| CMSC 838T Project 1
|
The goal of this assignment is to familiarize yourself with
a number of web-based bioinformatic tools, by attempting to
discover useful information about some protein
sequences from the CASP-5 competition.
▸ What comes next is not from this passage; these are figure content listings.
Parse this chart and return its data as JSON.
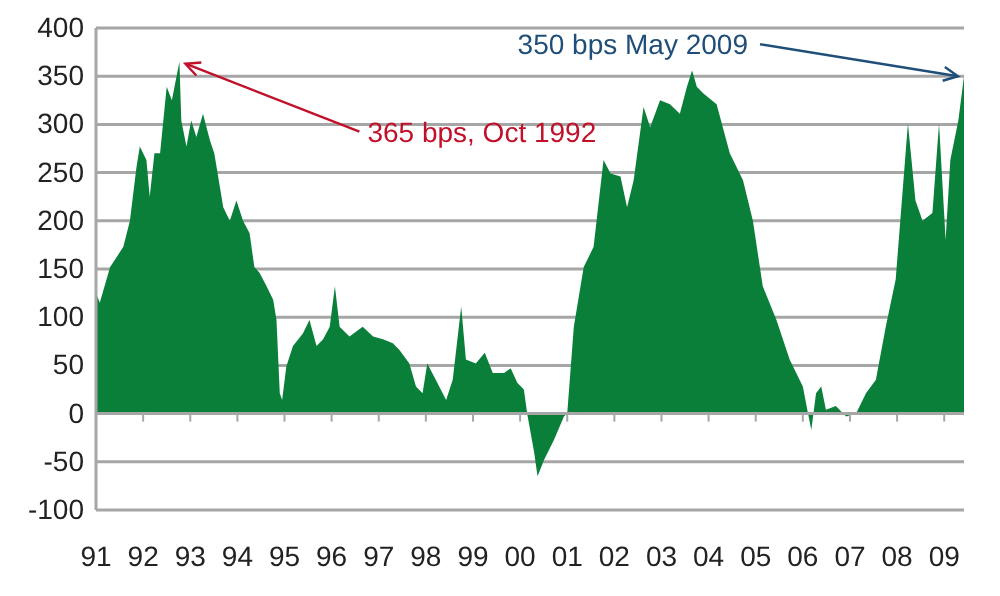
{
  "chart_data": {
    "type": "area",
    "xlim": [
      1991,
      2009.42
    ],
    "ylim": [
      -100,
      400
    ],
    "yticks": [
      -100,
      -50,
      0,
      50,
      100,
      150,
      200,
      250,
      300,
      350,
      400
    ],
    "xticks": [
      {
        "value": 1991,
        "label": "91"
      },
      {
        "value": 1992,
        "label": "92"
      },
      {
        "value": 1993,
        "label": "93"
      },
      {
        "value": 1994,
        "label": "94"
      },
      {
        "value": 1995,
        "label": "95"
      },
      {
        "value": 1996,
        "label": "96"
      },
      {
        "value": 1997,
        "label": "97"
      },
      {
        "value": 1998,
        "label": "98"
      },
      {
        "value": 1999,
        "label": "99"
      },
      {
        "value": 2000,
        "label": "00"
      },
      {
        "value": 2001,
        "label": "01"
      },
      {
        "value": 2002,
        "label": "02"
      },
      {
        "value": 2003,
        "label": "03"
      },
      {
        "value": 2004,
        "label": "04"
      },
      {
        "value": 2005,
        "label": "05"
      },
      {
        "value": 2006,
        "label": "06"
      },
      {
        "value": 2007,
        "label": "07"
      },
      {
        "value": 2008,
        "label": "08"
      },
      {
        "value": 2009,
        "label": "09"
      }
    ],
    "grid": "y",
    "x": [
      1991.0,
      1991.08,
      1991.3,
      1991.58,
      1991.72,
      1991.86,
      1991.93,
      1992.07,
      1992.14,
      1992.24,
      1992.36,
      1992.5,
      1992.61,
      1992.77,
      1992.81,
      1992.92,
      1993.02,
      1993.13,
      1993.27,
      1993.42,
      1993.51,
      1993.7,
      1993.84,
      1993.98,
      1994.12,
      1994.26,
      1994.36,
      1994.47,
      1994.62,
      1994.76,
      1994.83,
      1994.9,
      1994.95,
      1995.04,
      1995.18,
      1995.39,
      1995.53,
      1995.68,
      1995.82,
      1995.96,
      1996.07,
      1996.17,
      1996.38,
      1996.66,
      1996.88,
      1997.09,
      1997.3,
      1997.44,
      1997.65,
      1997.79,
      1997.93,
      1998.03,
      1998.21,
      1998.43,
      1998.57,
      1998.75,
      1998.85,
      1999.06,
      1999.25,
      1999.42,
      1999.66,
      1999.8,
      1999.94,
      2000.08,
      2000.15,
      2000.3,
      2000.37,
      2000.51,
      2000.72,
      2000.93,
      2001.0,
      2001.14,
      2001.35,
      2001.56,
      2001.77,
      2001.92,
      2002.13,
      2002.27,
      2002.41,
      2002.62,
      2002.76,
      2002.97,
      2003.18,
      2003.39,
      2003.54,
      2003.65,
      2003.75,
      2003.89,
      2004.17,
      2004.45,
      2004.73,
      2004.94,
      2005.15,
      2005.44,
      2005.72,
      2006.0,
      2006.11,
      2006.18,
      2006.28,
      2006.39,
      2006.49,
      2006.7,
      2006.92,
      2007.13,
      2007.34,
      2007.55,
      2007.76,
      2007.97,
      2008.23,
      2008.39,
      2008.54,
      2008.75,
      2008.89,
      2009.03,
      2009.13,
      2009.3,
      2009.42
    ],
    "series": [
      {
        "color": "#0a7f3a",
        "values": [
          125,
          115,
          152,
          173,
          200,
          256,
          277,
          263,
          225,
          270,
          270,
          339,
          325,
          365,
          304,
          277,
          304,
          287,
          311,
          283,
          270,
          214,
          200,
          221,
          200,
          187,
          152,
          146,
          132,
          118,
          97,
          21,
          14,
          49,
          70,
          83,
          97,
          70,
          77,
          90,
          132,
          90,
          80,
          90,
          80,
          77,
          73,
          66,
          52,
          28,
          21,
          52,
          35,
          14,
          35,
          111,
          56,
          52,
          63,
          42,
          42,
          47,
          32,
          25,
          0,
          -41,
          -65,
          -48,
          -27,
          -3,
          0,
          90,
          152,
          173,
          263,
          249,
          246,
          214,
          242,
          318,
          297,
          325,
          321,
          311,
          339,
          356,
          339,
          332,
          321,
          270,
          242,
          200,
          132,
          97,
          56,
          28,
          0,
          -17,
          21,
          28,
          4,
          8,
          -3,
          0,
          21,
          35,
          90,
          139,
          301,
          221,
          200,
          208,
          301,
          180,
          263,
          304,
          350
        ]
      }
    ],
    "annotations": [
      {
        "text": "365 bps, Oct 1992",
        "x": 1992.77,
        "y": 365
      },
      {
        "text": "350 bps May 2009",
        "x": 2009.42,
        "y": 350
      }
    ]
  }
}
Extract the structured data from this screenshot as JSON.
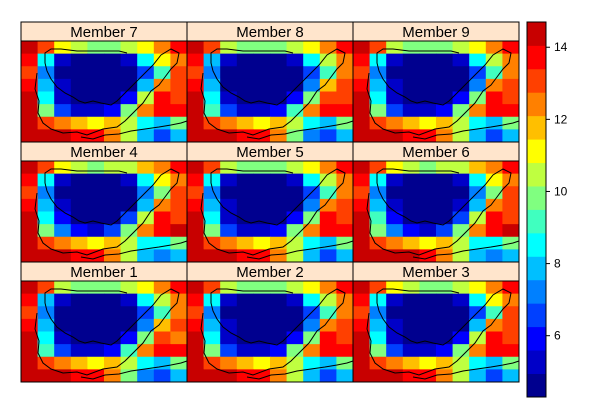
{
  "chart_data": {
    "type": "heatmap",
    "panel_titles": [
      "Member 7",
      "Member 8",
      "Member 9",
      "Member 4",
      "Member 5",
      "Member 6",
      "Member 1",
      "Member 2",
      "Member 3"
    ],
    "layout": {
      "rows": 3,
      "cols": 3
    },
    "grid_size": {
      "cols": 10,
      "rows": 8
    },
    "colorbar": {
      "min": 4.3,
      "max": 14.7,
      "step": 0.65,
      "ticks": [
        6,
        8,
        10,
        12,
        14
      ],
      "tick_labels": [
        "6",
        "8",
        "10",
        "12",
        "14"
      ],
      "colors": [
        "#00008F",
        "#0000C8",
        "#0000FF",
        "#0040FF",
        "#0080FF",
        "#00BFFF",
        "#00FFFF",
        "#40FFBF",
        "#80FF80",
        "#BFFF40",
        "#FFFF00",
        "#FFBF00",
        "#FF8000",
        "#FF4000",
        "#FF0000",
        "#C80000",
        "#800000"
      ]
    },
    "panel_values": [
      [
        [
          14.6,
          13.2,
          10.8,
          10.2,
          10.0,
          10.1,
          10.6,
          11.4,
          12.6,
          13.6
        ],
        [
          13.8,
          8.4,
          5.2,
          4.5,
          4.4,
          4.5,
          5.2,
          8.6,
          10.8,
          12.6
        ],
        [
          13.2,
          7.2,
          4.6,
          4.3,
          4.3,
          4.4,
          4.6,
          6.8,
          9.4,
          12.8
        ],
        [
          13.6,
          8.0,
          5.0,
          4.4,
          4.3,
          4.3,
          4.9,
          7.6,
          12.2,
          13.2
        ],
        [
          14.2,
          8.8,
          5.6,
          4.6,
          4.4,
          4.5,
          6.2,
          10.2,
          13.4,
          12.8
        ],
        [
          14.4,
          9.6,
          6.8,
          5.6,
          5.2,
          6.2,
          9.6,
          12.6,
          13.8,
          14.0
        ],
        [
          14.6,
          13.0,
          12.2,
          11.6,
          11.2,
          11.8,
          10.6,
          8.4,
          8.2,
          9.8
        ],
        [
          14.6,
          14.4,
          14.2,
          14.0,
          13.6,
          12.4,
          10.2,
          7.6,
          6.8,
          7.8
        ]
      ],
      [
        [
          14.6,
          13.0,
          10.6,
          10.0,
          9.9,
          10.0,
          10.5,
          11.3,
          12.5,
          13.5
        ],
        [
          13.8,
          8.2,
          5.0,
          4.5,
          4.4,
          4.5,
          5.1,
          8.4,
          10.6,
          12.5
        ],
        [
          13.2,
          7.0,
          4.5,
          4.3,
          4.3,
          4.4,
          4.6,
          6.6,
          9.2,
          12.6
        ],
        [
          13.6,
          7.8,
          4.9,
          4.4,
          4.3,
          4.3,
          4.8,
          7.4,
          12.0,
          13.1
        ],
        [
          14.1,
          8.6,
          5.5,
          4.6,
          4.4,
          4.5,
          6.0,
          10.0,
          13.3,
          12.8
        ],
        [
          14.4,
          9.4,
          6.6,
          5.5,
          5.1,
          6.0,
          9.4,
          12.5,
          13.7,
          13.9
        ],
        [
          14.6,
          12.9,
          12.1,
          11.5,
          11.1,
          11.7,
          10.5,
          8.3,
          8.1,
          9.7
        ],
        [
          14.6,
          14.4,
          14.1,
          13.9,
          13.5,
          12.3,
          10.1,
          7.5,
          6.7,
          7.7
        ]
      ],
      [
        [
          14.6,
          13.1,
          10.7,
          10.1,
          10.0,
          10.1,
          10.6,
          11.4,
          12.6,
          13.6
        ],
        [
          13.8,
          8.3,
          5.1,
          4.5,
          4.4,
          4.5,
          5.2,
          8.5,
          10.7,
          12.6
        ],
        [
          13.2,
          7.1,
          4.6,
          4.3,
          4.3,
          4.4,
          4.6,
          6.7,
          9.3,
          12.7
        ],
        [
          13.6,
          7.9,
          5.0,
          4.4,
          4.3,
          4.3,
          4.9,
          7.5,
          12.1,
          13.2
        ],
        [
          14.2,
          8.7,
          5.6,
          4.6,
          4.4,
          4.5,
          6.1,
          10.1,
          13.4,
          12.8
        ],
        [
          14.4,
          9.5,
          6.7,
          5.6,
          5.2,
          6.1,
          9.5,
          12.6,
          13.8,
          14.0
        ],
        [
          14.6,
          13.0,
          12.2,
          11.6,
          11.2,
          11.8,
          10.6,
          8.4,
          8.2,
          9.8
        ],
        [
          14.6,
          14.4,
          14.2,
          14.0,
          13.6,
          12.4,
          10.2,
          7.6,
          6.8,
          7.8
        ]
      ],
      [
        [
          14.6,
          13.2,
          10.8,
          10.2,
          10.1,
          10.2,
          10.7,
          11.5,
          12.7,
          13.6
        ],
        [
          13.8,
          8.4,
          5.2,
          4.5,
          4.4,
          4.5,
          5.3,
          8.7,
          10.9,
          12.7
        ],
        [
          13.3,
          7.2,
          4.6,
          4.3,
          4.3,
          4.4,
          4.7,
          6.9,
          9.5,
          12.8
        ],
        [
          13.7,
          8.0,
          5.0,
          4.4,
          4.3,
          4.3,
          4.9,
          7.7,
          12.3,
          13.3
        ],
        [
          14.2,
          8.8,
          5.7,
          4.6,
          4.4,
          4.5,
          6.3,
          10.3,
          13.5,
          12.9
        ],
        [
          14.5,
          9.7,
          6.9,
          5.7,
          5.3,
          6.3,
          9.7,
          12.7,
          13.9,
          14.1
        ],
        [
          14.6,
          13.1,
          12.3,
          11.7,
          11.3,
          11.9,
          10.7,
          8.5,
          8.3,
          9.9
        ],
        [
          14.6,
          14.5,
          14.2,
          14.0,
          13.7,
          12.5,
          10.3,
          7.7,
          6.9,
          7.9
        ]
      ],
      [
        [
          14.6,
          13.1,
          10.7,
          10.1,
          10.0,
          10.1,
          10.6,
          11.4,
          12.6,
          13.6
        ],
        [
          13.8,
          8.3,
          5.1,
          4.5,
          4.4,
          4.5,
          5.2,
          8.5,
          10.7,
          12.6
        ],
        [
          13.2,
          7.1,
          4.6,
          4.3,
          4.3,
          4.4,
          4.6,
          6.7,
          9.3,
          12.7
        ],
        [
          13.6,
          7.9,
          5.0,
          4.4,
          4.3,
          4.3,
          4.9,
          7.5,
          12.1,
          13.2
        ],
        [
          14.2,
          8.7,
          5.6,
          4.6,
          4.4,
          4.5,
          6.1,
          10.1,
          13.4,
          12.8
        ],
        [
          14.4,
          9.5,
          6.7,
          5.6,
          5.2,
          6.1,
          9.5,
          12.6,
          13.8,
          14.0
        ],
        [
          14.6,
          13.0,
          12.2,
          11.6,
          11.2,
          11.8,
          10.6,
          8.4,
          8.2,
          9.8
        ],
        [
          14.6,
          14.4,
          14.2,
          14.0,
          13.6,
          12.4,
          10.2,
          7.6,
          6.8,
          7.8
        ]
      ],
      [
        [
          14.6,
          13.3,
          10.9,
          10.3,
          10.1,
          10.2,
          10.7,
          11.5,
          12.7,
          13.7
        ],
        [
          13.9,
          8.5,
          5.3,
          4.5,
          4.4,
          4.5,
          5.3,
          8.7,
          10.9,
          12.7
        ],
        [
          13.3,
          7.3,
          4.7,
          4.3,
          4.3,
          4.4,
          4.7,
          6.9,
          9.5,
          12.9
        ],
        [
          13.7,
          8.1,
          5.1,
          4.4,
          4.3,
          4.3,
          5.0,
          7.7,
          12.3,
          13.3
        ],
        [
          14.3,
          8.9,
          5.7,
          4.7,
          4.4,
          4.5,
          6.3,
          10.3,
          13.5,
          12.9
        ],
        [
          14.5,
          9.7,
          6.9,
          5.7,
          5.3,
          6.3,
          9.7,
          12.7,
          13.9,
          14.1
        ],
        [
          14.6,
          13.1,
          12.3,
          11.7,
          11.3,
          11.9,
          10.7,
          8.5,
          8.3,
          9.9
        ],
        [
          14.6,
          14.5,
          14.3,
          14.1,
          13.7,
          12.5,
          10.3,
          7.7,
          6.9,
          7.9
        ]
      ],
      [
        [
          14.6,
          13.0,
          10.6,
          10.0,
          9.9,
          10.0,
          10.5,
          11.3,
          12.5,
          13.5
        ],
        [
          13.7,
          8.2,
          5.0,
          4.5,
          4.4,
          4.5,
          5.1,
          8.4,
          10.6,
          12.5
        ],
        [
          13.1,
          7.0,
          4.5,
          4.3,
          4.3,
          4.4,
          4.6,
          6.6,
          9.2,
          12.6
        ],
        [
          13.5,
          7.8,
          4.9,
          4.4,
          4.3,
          4.3,
          4.8,
          7.4,
          12.0,
          13.1
        ],
        [
          14.1,
          8.6,
          5.5,
          4.6,
          4.4,
          4.5,
          6.0,
          10.0,
          13.3,
          12.7
        ],
        [
          14.3,
          9.4,
          6.6,
          5.5,
          5.1,
          6.0,
          9.4,
          12.5,
          13.7,
          13.9
        ],
        [
          14.6,
          12.9,
          12.1,
          11.5,
          11.1,
          11.7,
          10.5,
          8.3,
          8.1,
          9.7
        ],
        [
          14.6,
          14.3,
          14.1,
          13.9,
          13.5,
          12.3,
          10.1,
          7.5,
          6.7,
          7.7
        ]
      ],
      [
        [
          14.6,
          13.1,
          10.7,
          10.1,
          10.0,
          10.1,
          10.6,
          11.4,
          12.6,
          13.6
        ],
        [
          13.8,
          8.3,
          5.1,
          4.5,
          4.4,
          4.5,
          5.2,
          8.5,
          10.7,
          12.6
        ],
        [
          13.2,
          7.1,
          4.6,
          4.3,
          4.3,
          4.4,
          4.6,
          6.7,
          9.3,
          12.7
        ],
        [
          13.6,
          7.9,
          5.0,
          4.4,
          4.3,
          4.3,
          4.9,
          7.5,
          12.1,
          13.2
        ],
        [
          14.2,
          8.7,
          5.6,
          4.6,
          4.4,
          4.5,
          6.1,
          10.1,
          13.4,
          12.8
        ],
        [
          14.4,
          9.5,
          6.7,
          5.6,
          5.2,
          6.1,
          9.5,
          12.6,
          13.8,
          14.0
        ],
        [
          14.6,
          13.0,
          12.2,
          11.6,
          11.2,
          11.8,
          10.6,
          8.4,
          8.2,
          9.8
        ],
        [
          14.6,
          14.4,
          14.2,
          14.0,
          13.6,
          12.4,
          10.2,
          7.6,
          6.8,
          7.8
        ]
      ],
      [
        [
          14.6,
          13.2,
          10.8,
          10.2,
          10.0,
          10.1,
          10.6,
          11.4,
          12.6,
          13.6
        ],
        [
          13.8,
          8.4,
          5.2,
          4.5,
          4.4,
          4.5,
          5.2,
          8.6,
          10.8,
          12.6
        ],
        [
          13.2,
          7.2,
          4.6,
          4.3,
          4.3,
          4.4,
          4.6,
          6.8,
          9.4,
          12.8
        ],
        [
          13.6,
          8.0,
          5.0,
          4.4,
          4.3,
          4.3,
          4.9,
          7.6,
          12.2,
          13.2
        ],
        [
          14.2,
          8.8,
          5.6,
          4.6,
          4.4,
          4.5,
          6.2,
          10.2,
          13.4,
          12.8
        ],
        [
          14.4,
          9.6,
          6.8,
          5.6,
          5.2,
          6.2,
          9.6,
          12.6,
          13.8,
          14.0
        ],
        [
          14.6,
          13.0,
          12.2,
          11.6,
          11.2,
          11.8,
          10.6,
          8.4,
          8.2,
          9.8
        ],
        [
          14.6,
          14.4,
          14.2,
          14.0,
          13.6,
          12.4,
          10.2,
          7.6,
          6.8,
          7.8
        ]
      ]
    ]
  },
  "style": {
    "strip_background": "#FFE5CC",
    "frame_color": "#000000",
    "coastline_color": "#000000"
  }
}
Present what
you discover in a short research-style paper.
Protein Sequences
-
MLISHSDLNQ QLKSAGIGFN ATELHGFLSG LLCGGLKDQS WLPLLYQFSN
DNHAYPTGLV QPVTELYEQI SQTLSDVEGF TFELGLTEDE NVFTQADSLS
DWANQFLLGI GLAQPELAKE KGEIGEAVDD LQDICQLGYD EDDNEEELAE
ALEEIIEYVR TIAMLFYSHF NEGEIESKPV LH
-
TGISRETSSDVALASHILTALREKQAPELSLSSQDLELVTKEDPKALAVALNW
DIKKTETVQEACERELALRLQQTQSLHSLR
-
QPAKKTYTWNTKEEAKQAFKELLKEKRVPSNASWEQAMKMIINDPRYSALANLSE
KKQAFNAYKVQTEK
-
MSTVTKYFYKGENTDLIVFAASEELVDEYLKNPSIGKLSEVVELFEVFTPQDGRGA
EGELGAASKAQVENEFGKGKKIEEVIDLILRNGKPNSTTSSLKTKGGNAGTKAYN
Perform the following analyses for each protein sequence
- Find similar protein sequences
- Find protein family / conserved regions using automated tools
- Use HMMER at
http://pir.georgetown.edu/
-
Select "HMM Domain Search" from "Search and Retrieval" menu
- Does target protein belong to family with known function?
- Perform multiple sequence alignment to identify conserved regions
and infer phylogenetic trees
- Predict secondary structure, 3D structure
- Look for source of protein in genomic DNA, cDNA
- Use translated BLAST at
http://www.ncbi.nlm.nih.gov/BLAST/
- Select "Protein query - Translated db [tblastn]"
- Select "Choose database", try both the default (nr)
and genomic DNA (GSS) only.
-
What are possible sources of target protein?
- What species? Genomic DNA or other source?